After completely slaying the UK & Europe on their recent May 2010 tour that saw them call in at The Great Escape, Stag & Dagger and a superb you’ll-claim-you-were-there showing at Brixton’s The Windmill, the mighty Tweak Bird announce their debut album for release in August 2010.
“I’m pretty excited about the positivity and heaviness of it,” says Tweak Bird’s drummer Ashton Bird about his band’s self-titled album, “Because we’re happy and we’re playing heavy music. And it doesn’t seem like people are doing that very much.”

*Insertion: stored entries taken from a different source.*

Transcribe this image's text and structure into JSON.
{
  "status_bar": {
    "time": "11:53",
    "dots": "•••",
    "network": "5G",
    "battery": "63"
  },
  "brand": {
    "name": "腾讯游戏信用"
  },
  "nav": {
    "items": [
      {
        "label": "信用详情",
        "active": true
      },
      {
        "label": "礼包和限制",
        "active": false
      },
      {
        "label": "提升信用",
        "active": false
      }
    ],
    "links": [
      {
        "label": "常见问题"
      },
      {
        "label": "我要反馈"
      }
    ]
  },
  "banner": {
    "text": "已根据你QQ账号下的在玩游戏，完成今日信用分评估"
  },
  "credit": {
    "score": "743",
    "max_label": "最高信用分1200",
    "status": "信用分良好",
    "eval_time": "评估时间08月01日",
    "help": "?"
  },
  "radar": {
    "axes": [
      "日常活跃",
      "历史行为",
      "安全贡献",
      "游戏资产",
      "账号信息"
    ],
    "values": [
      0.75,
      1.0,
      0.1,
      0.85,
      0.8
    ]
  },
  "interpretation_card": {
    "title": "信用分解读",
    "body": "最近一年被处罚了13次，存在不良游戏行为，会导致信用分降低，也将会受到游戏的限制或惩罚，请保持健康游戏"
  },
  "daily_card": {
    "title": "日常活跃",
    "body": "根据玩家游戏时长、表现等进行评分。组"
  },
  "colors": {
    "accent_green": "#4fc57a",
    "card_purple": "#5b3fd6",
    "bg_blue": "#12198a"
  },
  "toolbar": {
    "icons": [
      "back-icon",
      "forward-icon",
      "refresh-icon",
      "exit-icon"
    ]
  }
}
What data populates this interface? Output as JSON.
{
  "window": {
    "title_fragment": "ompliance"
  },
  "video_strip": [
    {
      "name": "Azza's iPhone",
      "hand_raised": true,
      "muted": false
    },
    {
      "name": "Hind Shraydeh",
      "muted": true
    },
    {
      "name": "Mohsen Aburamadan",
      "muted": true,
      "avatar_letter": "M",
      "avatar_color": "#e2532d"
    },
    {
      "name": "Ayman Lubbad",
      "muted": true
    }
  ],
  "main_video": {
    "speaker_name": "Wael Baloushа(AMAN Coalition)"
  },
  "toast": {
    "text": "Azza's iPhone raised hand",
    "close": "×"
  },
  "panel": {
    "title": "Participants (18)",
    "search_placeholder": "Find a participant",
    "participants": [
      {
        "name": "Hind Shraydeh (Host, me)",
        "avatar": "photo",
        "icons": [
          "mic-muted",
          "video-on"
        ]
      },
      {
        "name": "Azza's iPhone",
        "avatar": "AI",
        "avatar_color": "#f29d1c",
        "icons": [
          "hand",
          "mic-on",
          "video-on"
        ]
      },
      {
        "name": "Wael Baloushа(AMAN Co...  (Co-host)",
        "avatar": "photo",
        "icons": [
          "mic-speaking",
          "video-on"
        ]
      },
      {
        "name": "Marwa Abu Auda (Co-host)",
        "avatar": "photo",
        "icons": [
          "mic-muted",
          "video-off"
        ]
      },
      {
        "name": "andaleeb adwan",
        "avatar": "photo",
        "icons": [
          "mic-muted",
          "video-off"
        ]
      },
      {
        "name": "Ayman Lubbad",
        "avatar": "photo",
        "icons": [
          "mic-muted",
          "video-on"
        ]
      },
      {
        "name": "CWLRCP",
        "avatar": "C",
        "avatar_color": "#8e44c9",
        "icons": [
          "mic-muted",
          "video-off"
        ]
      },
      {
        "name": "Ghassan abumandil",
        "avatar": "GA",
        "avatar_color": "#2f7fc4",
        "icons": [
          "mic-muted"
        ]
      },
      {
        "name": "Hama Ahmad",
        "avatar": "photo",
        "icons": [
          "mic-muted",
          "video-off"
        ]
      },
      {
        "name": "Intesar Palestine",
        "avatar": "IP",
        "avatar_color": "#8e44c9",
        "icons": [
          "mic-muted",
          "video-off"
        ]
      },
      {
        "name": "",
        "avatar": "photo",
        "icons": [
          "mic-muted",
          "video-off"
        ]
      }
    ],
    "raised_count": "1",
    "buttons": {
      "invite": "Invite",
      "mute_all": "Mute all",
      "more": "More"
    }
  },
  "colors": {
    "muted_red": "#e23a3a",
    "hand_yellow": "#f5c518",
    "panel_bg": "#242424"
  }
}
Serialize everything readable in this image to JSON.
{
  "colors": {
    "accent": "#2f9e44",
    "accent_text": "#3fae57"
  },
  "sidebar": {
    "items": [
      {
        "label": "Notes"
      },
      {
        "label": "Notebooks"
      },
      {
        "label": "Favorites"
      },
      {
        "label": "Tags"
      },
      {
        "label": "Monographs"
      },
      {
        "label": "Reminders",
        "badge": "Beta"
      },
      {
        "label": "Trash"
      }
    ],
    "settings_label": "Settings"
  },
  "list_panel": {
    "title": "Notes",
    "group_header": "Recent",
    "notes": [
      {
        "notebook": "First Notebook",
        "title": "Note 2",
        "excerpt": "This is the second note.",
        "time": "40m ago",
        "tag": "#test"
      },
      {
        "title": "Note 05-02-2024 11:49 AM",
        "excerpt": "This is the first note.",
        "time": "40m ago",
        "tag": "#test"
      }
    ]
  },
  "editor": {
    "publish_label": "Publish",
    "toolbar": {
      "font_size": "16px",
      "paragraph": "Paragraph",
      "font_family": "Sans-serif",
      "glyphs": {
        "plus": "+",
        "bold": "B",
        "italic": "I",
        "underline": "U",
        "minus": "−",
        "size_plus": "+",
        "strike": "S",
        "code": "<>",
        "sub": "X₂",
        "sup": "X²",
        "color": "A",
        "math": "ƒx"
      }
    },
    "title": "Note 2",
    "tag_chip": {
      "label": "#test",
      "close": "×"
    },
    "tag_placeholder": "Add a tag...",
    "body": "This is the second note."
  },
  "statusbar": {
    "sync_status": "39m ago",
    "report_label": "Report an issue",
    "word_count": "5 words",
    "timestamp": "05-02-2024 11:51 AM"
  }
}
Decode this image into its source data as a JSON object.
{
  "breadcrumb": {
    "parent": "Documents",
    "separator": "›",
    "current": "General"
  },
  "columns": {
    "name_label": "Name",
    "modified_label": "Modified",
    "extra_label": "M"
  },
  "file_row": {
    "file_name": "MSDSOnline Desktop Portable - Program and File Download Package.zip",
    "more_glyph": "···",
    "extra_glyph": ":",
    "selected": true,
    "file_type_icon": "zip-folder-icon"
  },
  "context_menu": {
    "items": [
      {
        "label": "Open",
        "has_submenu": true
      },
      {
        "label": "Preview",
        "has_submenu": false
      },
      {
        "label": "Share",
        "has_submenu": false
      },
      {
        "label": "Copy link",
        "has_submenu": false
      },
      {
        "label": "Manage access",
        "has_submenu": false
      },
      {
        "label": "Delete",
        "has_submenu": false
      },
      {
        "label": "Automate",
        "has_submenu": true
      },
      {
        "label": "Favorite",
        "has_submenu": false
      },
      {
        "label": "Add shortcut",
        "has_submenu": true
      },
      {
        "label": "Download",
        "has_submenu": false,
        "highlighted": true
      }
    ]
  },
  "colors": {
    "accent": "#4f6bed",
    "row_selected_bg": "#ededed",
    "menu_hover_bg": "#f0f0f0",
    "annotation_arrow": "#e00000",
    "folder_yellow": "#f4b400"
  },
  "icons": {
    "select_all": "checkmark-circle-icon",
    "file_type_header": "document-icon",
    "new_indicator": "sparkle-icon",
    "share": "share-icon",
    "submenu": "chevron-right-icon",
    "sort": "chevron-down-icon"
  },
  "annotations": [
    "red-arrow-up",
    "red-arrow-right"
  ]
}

Ashton and his brother Caleb make up the Illinois-based duo, sometimes expanded to a three-piece, and even they have trouble explaining whether they fit into any scene. “When we play with heavy bands, in my mind I’m thinking ‘what a great bill!’” says Caleb, the older of the pair, “But we’re not that heavy. Play with a pop band and I’m all ‘hey, they write pop songs like us’.”
Yet no one writes pop songs quite like Tweak Bird. Take single ‘The Sun/Ahh Ahh’. Kicked forward by a nagging, tough riff before peaking halfway, then gently spiralling away in an extended saxophone solo by the featured John McCowan, it’s a scream to a whisper, an inversion of the usual formula. ‘Flyin’ High’ adds the unexpected colour of a frail flute. More conventional is ‘Beyond’, Ashton’s favourite track, a rush of pure excitement that, like most of their songs, doesn’t even scrape the three-minute mark. “We have short attention spans and big ideas,” laughs Ashton, “We like to get our jobs done.”
Their sound is different too. Caleb plays a baritone guitar, pitched (and sized) halfway between a regular guitar and bass and most often used by early surf bands. “I didn’t even know they existed when we started out,” he says, “But I always wanted something heavier.” Now he regularly faces questions from curious fans, laughing at the suggestion that he might start a trend.
Alongside him the powerhouse Ashton knows that drums are not for tapping. “The secret’s in my arms,” he jokes, “Most drummers are into having a good sounding drum set, but to me most drums sound good if you hit them hard. That’s my trick.”
„Tweak Bird“, produced by regular collaborators Deaf Nephews’ Dale Crover and Toshi Yasai of the Melvins, who also worked on 2008’s mini-album Reservations, features beats as tough as the Birds’ fraternal harmonies are ethereal. Recorded in less than a week, the record regularly returns to themes of space travel and escape, the raucous astral optimism of ‘Lights In Line’ and ‘Sky Ride’ evocative of lost sixties psychedelic dreamers like KAK and Population II.
“For the last year we were touring, and it was inspired by moving round a lot, concedes Caleb. Another influence is less obvious. “I was listening to a lot of T Rex,” he confesses, “I love Marc Bolan’s songwriting technique- pretty much a guitar groove with weird little ditties on top. Pop music at its purest.”
They are less convinced by perennial Black Sabbath comparisons. “That never bothers me. Why would it ?” says Ashton, but it’s obvious that he doesn’t really believe it. The Bird brothers are self-effacing to a fault. Yet brothers they are, responding to cues onstage with expressions that range from delight to fury. They’re just as unpredictable offstage. “When we’re not playing music we’re arguing about something,” says Caleb. “We bring friends along on tour which brings the tension down.”
But it’s the tension that makes their sound so intriguing. Clad in one of the great mock-heroic sleeves, Tweak Bird defies easy categorisation, sometimes frenetic, sometimes ominous, always joyous. “Don’t look back. The future’s coming,” goes the jokey/boastful, speaker-stretching opener ‘The Future’. It’s pop alright, but not as we know it.